Bidding against an incumbent prime contractor often presents unique challenges. In some cases, the incumbent has been highly successful, and the procuring agency may hope to award the follow-on to the same company. Even if the agency is not predisposed to favor the incumbent, the incumbent often knows more than its challengers about how the new procurement will actually operate “in real life.”
But just because an incumbent has unique information about the ongoing procurement does not mean that the procuring agency is necessarily required to level the playing field by releasing that information to challengers. For instance, in one recent GAO bid protest decision, the GAO held that the procuring agency was not required to release the names of the incumbent’s subcontractors or other proprietary and confidential information about the incumbent contract.
GAO’s decision in GAO Protest of Richen Management, LLC, B-406750, B-406850 (July 31, 2012), involved two GSA solicitations for janitorial and maintenance services at federal facilities. The solicitations were follow-ons to existing prime contracts. Richen Management, LLC intended to bid on each solicitation.
After each solicitation was issued, Richen asked the GSA to identify the incumbent’s subcontractors. Richen also asked to review service request logs and maintenance logs to better determine the expected level of service.
The GSA refused to release the information, stating that it was proprietary, sensitive, and subject to withholding under the Freedom of Information Act. Richen subsequently filed a GAO bid protest, challenging the terms of the solicitations for excluding the requested information.
The GAO wrote that although “a procuring agency must give sufficient detail in a solicitation to enable bidders to compete intelligently and on a relatively equal basis,” “[w]e do not agree with the protester that the agency’s decision to withhold the incumbent’s subcontractor’s names, the service call log information and more detailed repair history data, hindered Richen’s ability to submit an intelligent proposal.” The GAO continued, “knowledge as to the nature of the incumbent contractor’s work force is strictly an advantage of incumbency, and the government thus has no obligation to disseminate that information to other offerors.” The GAO denied Richen’s protest, holding, “the agency’s refusal to provide subcontractor information, service call logs or more detailed repair history data here did not prevent offerors from competing intelligently and on a relatively equal basis.”
The Richen Management GAO bid protest decision demonstrates that when it comes to competing against an incumbent, perfect equality is not always possible.
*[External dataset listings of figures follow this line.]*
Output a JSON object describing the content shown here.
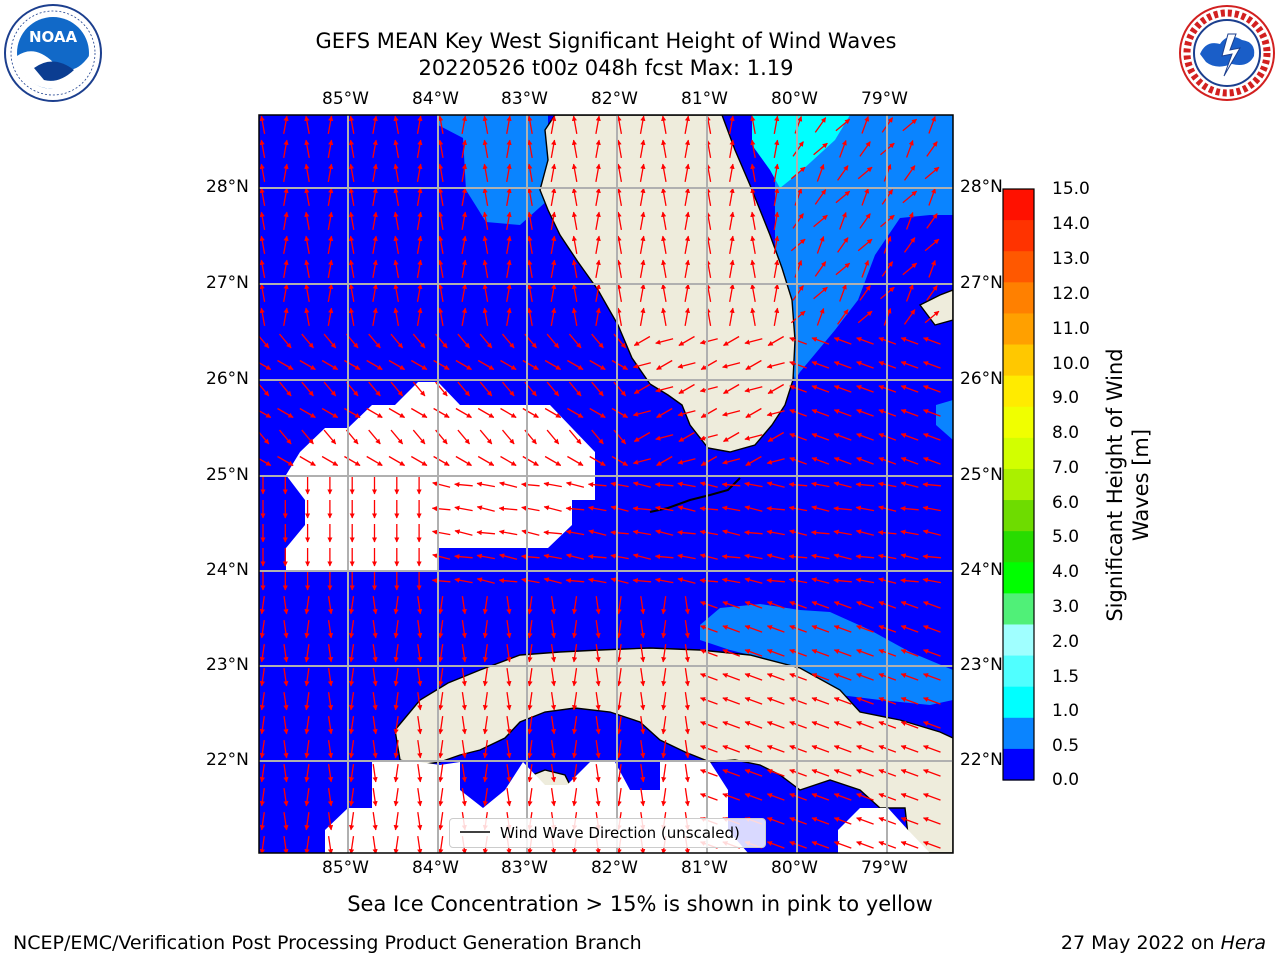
{
  "header": {
    "title_line1": "GEFS MEAN Key West Significant Height of Wind Waves",
    "title_line2": "20220526 t00z 048h fcst   Max: 1.19"
  },
  "logos": {
    "left": {
      "name": "NOAA",
      "ring_text": "NATIONAL OCEANIC AND ATMOSPHERIC ADMINISTRATION · U.S. DEPARTMENT OF COMMERCE"
    },
    "right": {
      "ring_text": "NATIONAL WEATHER SERVICE"
    }
  },
  "map": {
    "lon_labels": [
      "85°W",
      "84°W",
      "83°W",
      "82°W",
      "81°W",
      "80°W",
      "79°W"
    ],
    "lat_labels_left": [
      "28°N",
      "27°N",
      "26°N",
      "25°N",
      "24°N",
      "23°N",
      "22°N"
    ],
    "lat_labels_right": [
      "28°N",
      "27°N",
      "26°N",
      "25°N",
      "24°N",
      "23°N",
      "22°N"
    ],
    "legend_label": "Wind Wave Direction (unscaled)",
    "colors": {
      "ocean_low": "#0000ff",
      "ocean_mid": "#0a84ff",
      "ocean_high": "#00ffff",
      "land": "#eeecdc",
      "arrow": "#ff0000",
      "grid": "#b0b0b0"
    }
  },
  "colorbar": {
    "label": "Significant Height of Wind Waves [m]",
    "ticks": [
      "15.0",
      "14.0",
      "13.0",
      "12.0",
      "11.0",
      "10.0",
      "9.0",
      "8.0",
      "7.0",
      "6.0",
      "5.0",
      "4.0",
      "3.0",
      "2.0",
      "1.5",
      "1.0",
      "0.5",
      "0.0"
    ],
    "colors": [
      "#ff1100",
      "#ff3300",
      "#ff5800",
      "#ff8000",
      "#ffa000",
      "#ffc800",
      "#ffeb00",
      "#f0ff00",
      "#d2ff00",
      "#aaf000",
      "#6edc00",
      "#28dc00",
      "#00ff00",
      "#50f078",
      "#a0ffff",
      "#50ffff",
      "#00ffff",
      "#0a84ff",
      "#0000ff"
    ]
  },
  "caption": "Sea Ice Concentration > 15% is shown in pink to yellow",
  "footer": {
    "left": "NCEP/EMC/Verification Post Processing Product Generation Branch",
    "right_prefix": "27 May 2022 on ",
    "right_host": "Hera"
  }
}
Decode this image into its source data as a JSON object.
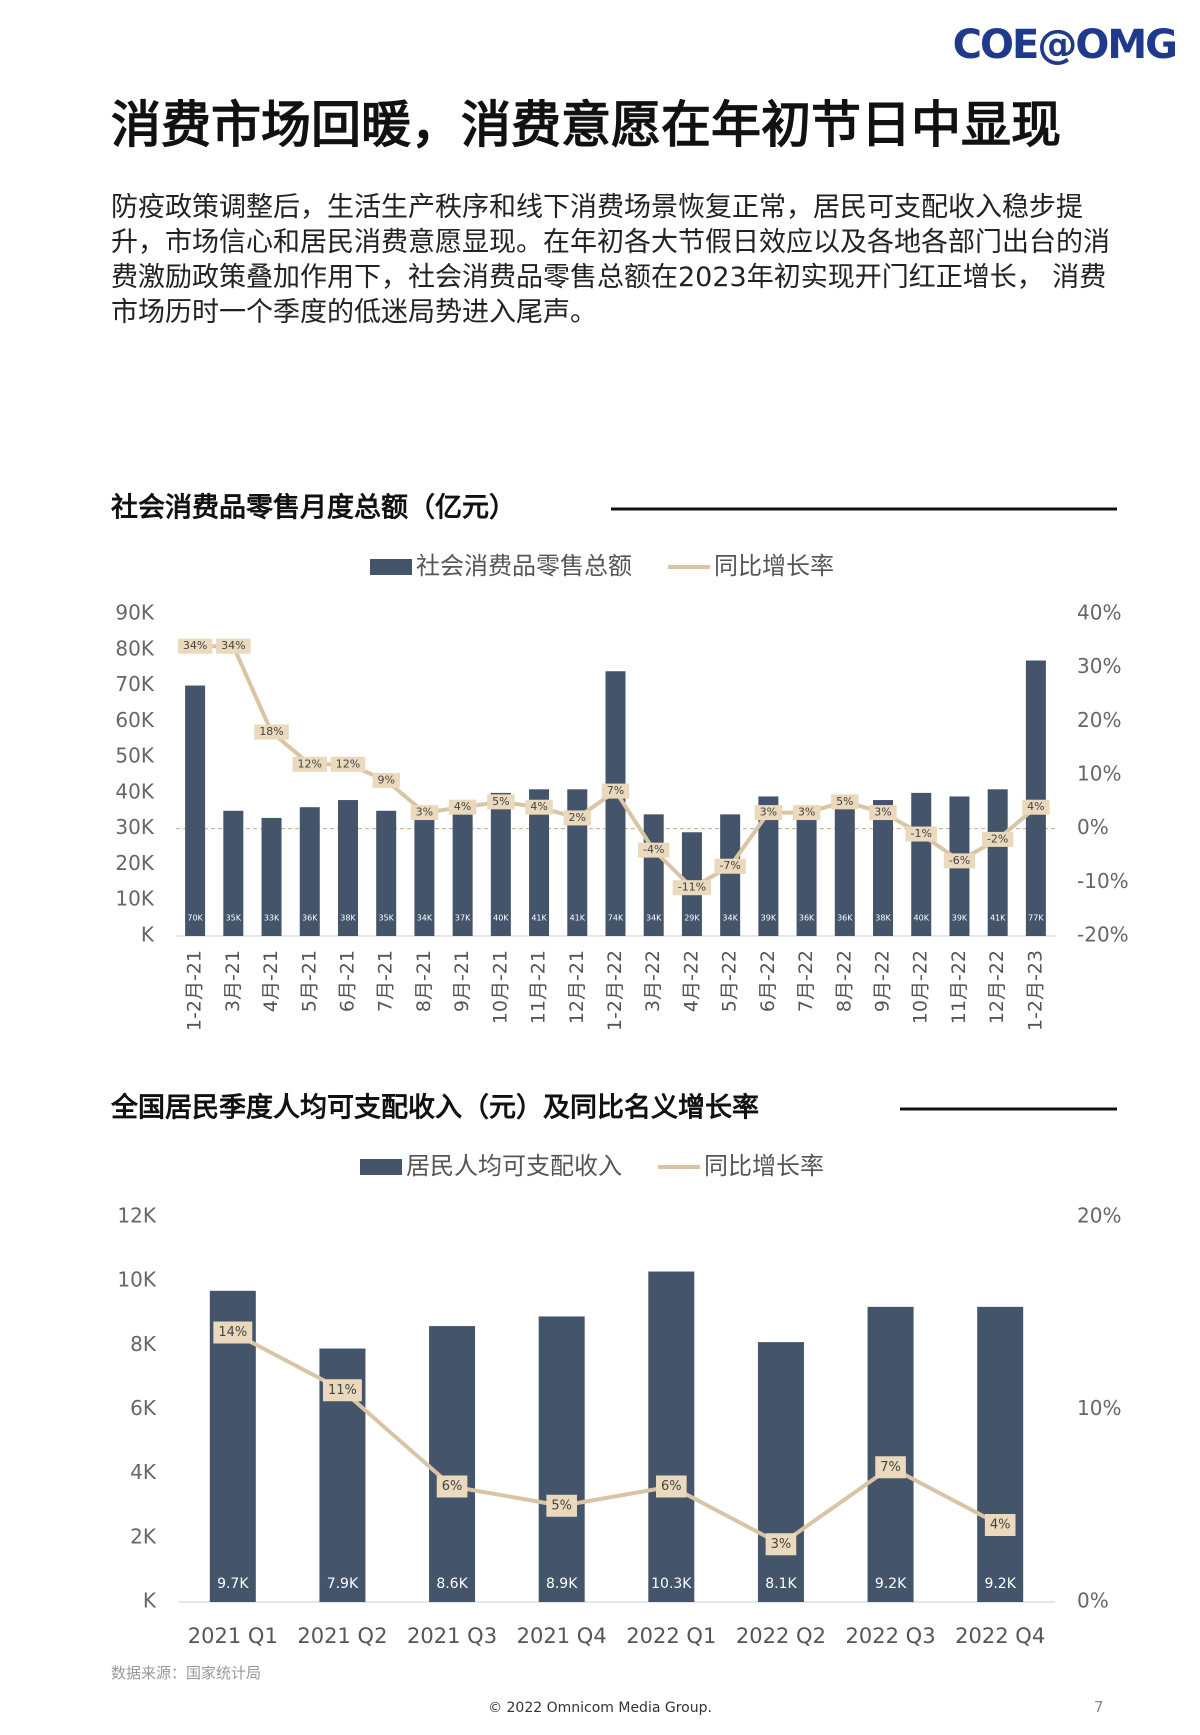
{
  "header": {
    "logo": "COE@OMG",
    "title": "消费市场回暖，消费意愿在年初节日中显现"
  },
  "body": {
    "paragraph": "防疫政策调整后，生活生产秩序和线下消费场景恢复正常，居民可支配收入稳步提升，市场信心和居民消费意愿显现。在年初各大节假日效应以及各地各部门出台的消费激励政策叠加作用下，社会消费品零售总额在2023年初实现开门红正增长， 消费市场历时一个季度的低迷局势进入尾声。"
  },
  "chart_data": [
    {
      "type": "bar",
      "title": "社会消费品零售月度总额（亿元）",
      "categories": [
        "1-2月-21",
        "3月-21",
        "4月-21",
        "5月-21",
        "6月-21",
        "7月-21",
        "8月-21",
        "9月-21",
        "10月-21",
        "11月-21",
        "12月-21",
        "1-2月-22",
        "3月-22",
        "4月-22",
        "5月-22",
        "6月-22",
        "7月-22",
        "8月-22",
        "9月-22",
        "10月-22",
        "11月-22",
        "12月-22",
        "1-2月-23"
      ],
      "series": [
        {
          "name": "社会消费品零售总额",
          "type": "bar",
          "color": "#44546a",
          "values": [
            70000,
            35000,
            33000,
            36000,
            38000,
            35000,
            34000,
            37000,
            40000,
            41000,
            41000,
            74000,
            34000,
            29000,
            34000,
            39000,
            36000,
            36000,
            38000,
            40000,
            39000,
            41000,
            77000
          ],
          "value_labels": [
            "70K",
            "35K",
            "33K",
            "36K",
            "38K",
            "35K",
            "34K",
            "37K",
            "40K",
            "41K",
            "41K",
            "74K",
            "34K",
            "29K",
            "34K",
            "39K",
            "36K",
            "36K",
            "38K",
            "40K",
            "39K",
            "41K",
            "77K"
          ]
        },
        {
          "name": "同比增长率",
          "type": "line",
          "axis": "y2",
          "color": "#d9c5a5",
          "values": [
            34,
            34,
            18,
            12,
            12,
            9,
            3,
            4,
            5,
            4,
            2,
            7,
            -4,
            -11,
            -7,
            3,
            3,
            5,
            3,
            -1,
            -6,
            -2,
            4
          ],
          "value_labels": [
            "34%",
            "34%",
            "18%",
            "12%",
            "12%",
            "9%",
            "3%",
            "4%",
            "5%",
            "4%",
            "2%",
            "7%",
            "-4%",
            "-11%",
            "-7%",
            "3%",
            "3%",
            "5%",
            "3%",
            "-1%",
            "-6%",
            "-2%",
            "4%"
          ]
        }
      ],
      "ylim": [
        0,
        90000
      ],
      "yticks": [
        {
          "value": 0,
          "label": "K"
        },
        {
          "value": 10000,
          "label": "10K"
        },
        {
          "value": 20000,
          "label": "20K"
        },
        {
          "value": 30000,
          "label": "30K"
        },
        {
          "value": 40000,
          "label": "40K"
        },
        {
          "value": 50000,
          "label": "50K"
        },
        {
          "value": 60000,
          "label": "60K"
        },
        {
          "value": 70000,
          "label": "70K"
        },
        {
          "value": 80000,
          "label": "80K"
        },
        {
          "value": 90000,
          "label": "90K"
        }
      ],
      "y2lim": [
        -20,
        40
      ],
      "y2ticks": [
        {
          "value": -20,
          "label": "-20%"
        },
        {
          "value": -10,
          "label": "-10%"
        },
        {
          "value": 0,
          "label": "0%"
        },
        {
          "value": 10,
          "label": "10%"
        },
        {
          "value": 20,
          "label": "20%"
        },
        {
          "value": 30,
          "label": "30%"
        },
        {
          "value": 40,
          "label": "40%"
        }
      ],
      "zero_line": true
    },
    {
      "type": "bar",
      "title": "全国居民季度人均可支配收入（元）及同比名义增长率",
      "categories": [
        "2021 Q1",
        "2021 Q2",
        "2021 Q3",
        "2021 Q4",
        "2022 Q1",
        "2022 Q2",
        "2022 Q3",
        "2022 Q4"
      ],
      "series": [
        {
          "name": "居民人均可支配收入",
          "type": "bar",
          "color": "#44546a",
          "values": [
            9700,
            7900,
            8600,
            8900,
            10300,
            8100,
            9200,
            9200
          ],
          "value_labels": [
            "9.7K",
            "7.9K",
            "8.6K",
            "8.9K",
            "10.3K",
            "8.1K",
            "9.2K",
            "9.2K"
          ]
        },
        {
          "name": "同比增长率",
          "type": "line",
          "axis": "y2",
          "color": "#d9c5a5",
          "values": [
            14,
            11,
            6,
            5,
            6,
            3,
            7,
            4
          ],
          "value_labels": [
            "14%",
            "11%",
            "6%",
            "5%",
            "6%",
            "3%",
            "7%",
            "4%"
          ]
        }
      ],
      "ylim": [
        0,
        12000
      ],
      "yticks": [
        {
          "value": 0,
          "label": "K"
        },
        {
          "value": 2000,
          "label": "2K"
        },
        {
          "value": 4000,
          "label": "4K"
        },
        {
          "value": 6000,
          "label": "6K"
        },
        {
          "value": 8000,
          "label": "8K"
        },
        {
          "value": 10000,
          "label": "10K"
        },
        {
          "value": 12000,
          "label": "12K"
        }
      ],
      "y2lim": [
        0,
        20
      ],
      "y2ticks": [
        {
          "value": 0,
          "label": "0%"
        },
        {
          "value": 10,
          "label": "10%"
        },
        {
          "value": 20,
          "label": "20%"
        }
      ],
      "zero_line": false
    }
  ],
  "footer": {
    "source": "数据来源：国家统计局",
    "copyright": "© 2022 Omnicom Media Group.",
    "page": "7"
  }
}
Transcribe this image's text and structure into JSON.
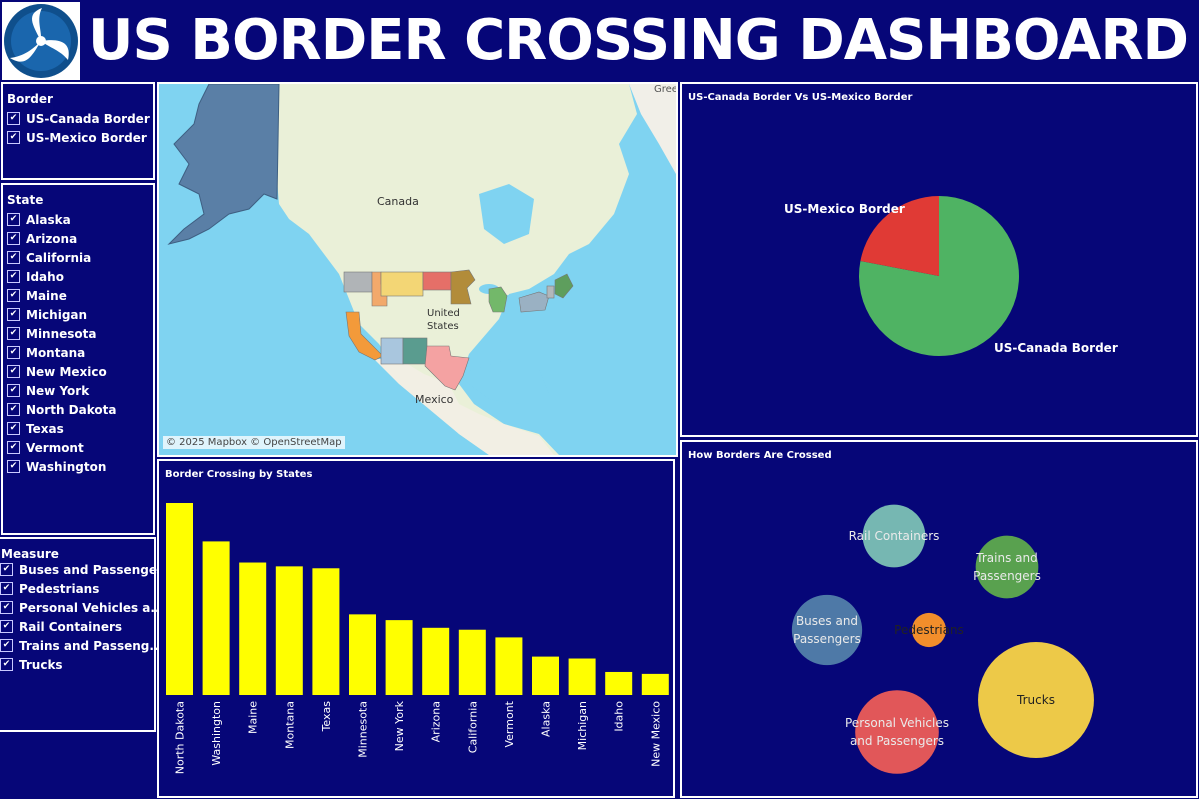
{
  "header": {
    "title": "US BORDER CROSSING DASHBOARD",
    "logo_icon": "dot-triskelion-logo"
  },
  "filters": {
    "border": {
      "title": "Border",
      "items": [
        "US-Canada Border",
        "US-Mexico Border"
      ]
    },
    "state": {
      "title": "State",
      "items": [
        "Alaska",
        "Arizona",
        "California",
        "Idaho",
        "Maine",
        "Michigan",
        "Minnesota",
        "Montana",
        "New Mexico",
        "New York",
        "North Dakota",
        "Texas",
        "Vermont",
        "Washington"
      ]
    },
    "measure": {
      "title": "Measure",
      "items": [
        "Buses and Passenge..",
        "Pedestrians",
        "Personal Vehicles a..",
        "Rail Containers",
        "Trains and Passeng..",
        "Trucks"
      ]
    }
  },
  "map": {
    "labels": {
      "canada": "Canada",
      "us_line1": "United",
      "us_line2": "States",
      "mexico": "Mexico",
      "greenland": "Gree"
    },
    "attribution": "© 2025 Mapbox © OpenStreetMap"
  },
  "colors": {
    "background": "#060678",
    "bar": "#ffff00",
    "canada_slice": "#4fb363",
    "mexico_slice": "#e03a35"
  },
  "pie_chart": {
    "title": "US-Canada Border Vs US-Mexico Border",
    "chart_data": {
      "type": "pie",
      "slices": [
        {
          "label": "US-Canada Border",
          "value": 78,
          "color": "#4fb363"
        },
        {
          "label": "US-Mexico Border",
          "value": 22,
          "color": "#e03a35"
        }
      ]
    }
  },
  "bar_chart": {
    "title": "Border Crossing by States",
    "chart_data": {
      "type": "bar",
      "categories": [
        "North Dakota",
        "Washington",
        "Maine",
        "Montana",
        "Texas",
        "Minnesota",
        "New York",
        "Arizona",
        "California",
        "Vermont",
        "Alaska",
        "Michigan",
        "Idaho",
        "New Mexico"
      ],
      "values": [
        100,
        80,
        69,
        67,
        66,
        42,
        39,
        35,
        34,
        30,
        20,
        19,
        12,
        11
      ]
    }
  },
  "bubble_chart": {
    "title": "How Borders Are Crossed",
    "chart_data": {
      "type": "bubble",
      "items": [
        {
          "label": "Rail Containers",
          "lines": [
            "Rail Containers"
          ],
          "value": 33,
          "color": "#76b7b2"
        },
        {
          "label": "Trains and Passengers",
          "lines": [
            "Trains and",
            "Passengers"
          ],
          "value": 33,
          "color": "#59a14f"
        },
        {
          "label": "Buses and Passengers",
          "lines": [
            "Buses and",
            "Passengers"
          ],
          "value": 37,
          "color": "#4e79a7"
        },
        {
          "label": "Pedestrians",
          "lines": [
            "Pedestrians"
          ],
          "value": 18,
          "color": "#f28e2b"
        },
        {
          "label": "Personal Vehicles and Passengers",
          "lines": [
            "Personal Vehicles",
            "and Passengers"
          ],
          "value": 44,
          "color": "#e15759"
        },
        {
          "label": "Trucks",
          "lines": [
            "Trucks"
          ],
          "value": 61,
          "color": "#edc948"
        }
      ]
    }
  }
}
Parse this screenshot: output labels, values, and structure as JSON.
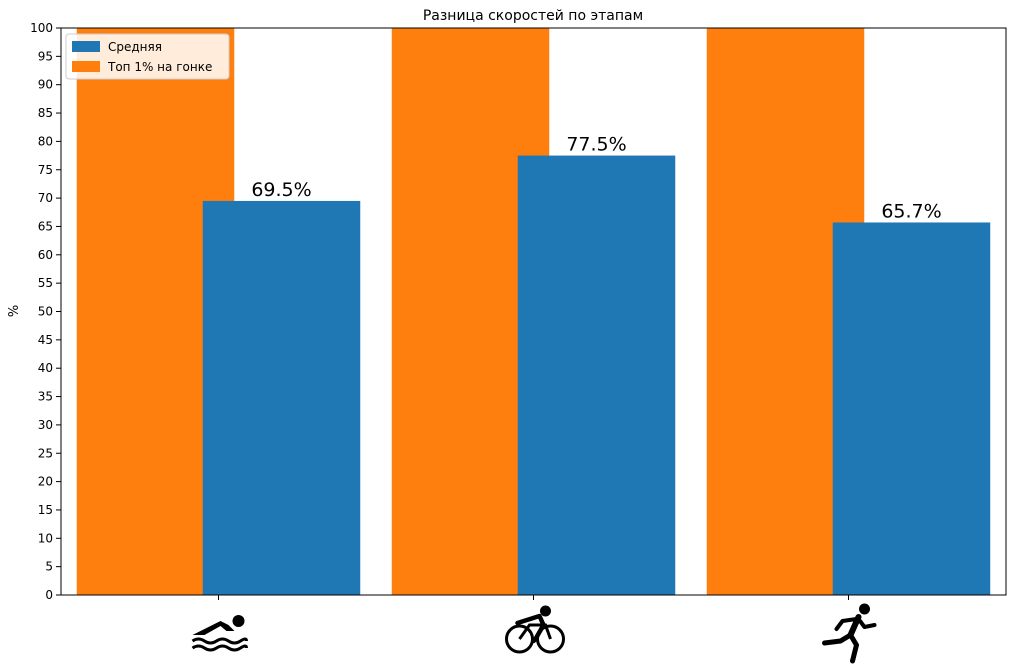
{
  "chart_data": {
    "type": "bar",
    "title": "Разница скоростей по этапам",
    "xlabel": "",
    "ylabel": "%",
    "ylim": [
      0,
      100
    ],
    "yticks": [
      0,
      5,
      10,
      15,
      20,
      25,
      30,
      35,
      40,
      45,
      50,
      55,
      60,
      65,
      70,
      75,
      80,
      85,
      90,
      95,
      100
    ],
    "categories": [
      "swimming-icon",
      "cycling-icon",
      "running-icon"
    ],
    "series": [
      {
        "name": "Средняя",
        "color": "#1f77b4",
        "values": [
          69.5,
          77.5,
          65.7
        ],
        "labels": [
          "69.5%",
          "77.5%",
          "65.7%"
        ]
      },
      {
        "name": "Топ 1% на гонке",
        "color": "#ff7f0e",
        "values": [
          100,
          100,
          100
        ]
      }
    ],
    "legend_position": "top-left",
    "grid": false
  }
}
Rather, as the GAO held, incumbency offers certain advantages, and the agency is not necessarily required to neutralize those advantages by releasing the incumbent’s confidential information.
One final question, which was not addressed in the GAO decision: was it reasonable for the GSA to withhold the names of the incumbent’s subcontractors as “proprietary?” After all, the Federal Funding Accountability and Transparency Act, as implemented in FAR 4.14 and FAR 52.204-10, requires prime contractors to report all subcontract awards of $25,000 or more, and the information is then published at usaspending.gov.
It is not clear whether Richen simply failed to argue that public policy calls for subcontracting information to be made publicly available, or whether the GSA determined that the subcontracting information in question was not covered by the FFATA and related FAR provisions (either because the subcontracts were too small or because the incumbent contracts were issued prior to the implementation of FAR 52.204-10). In any event, prime contractors cannot necessarily count on the Richen Management decision to keep their subcontract awards private: if FAR 52.204-10 is in the prime contract, most subcontract awards will likely be made public.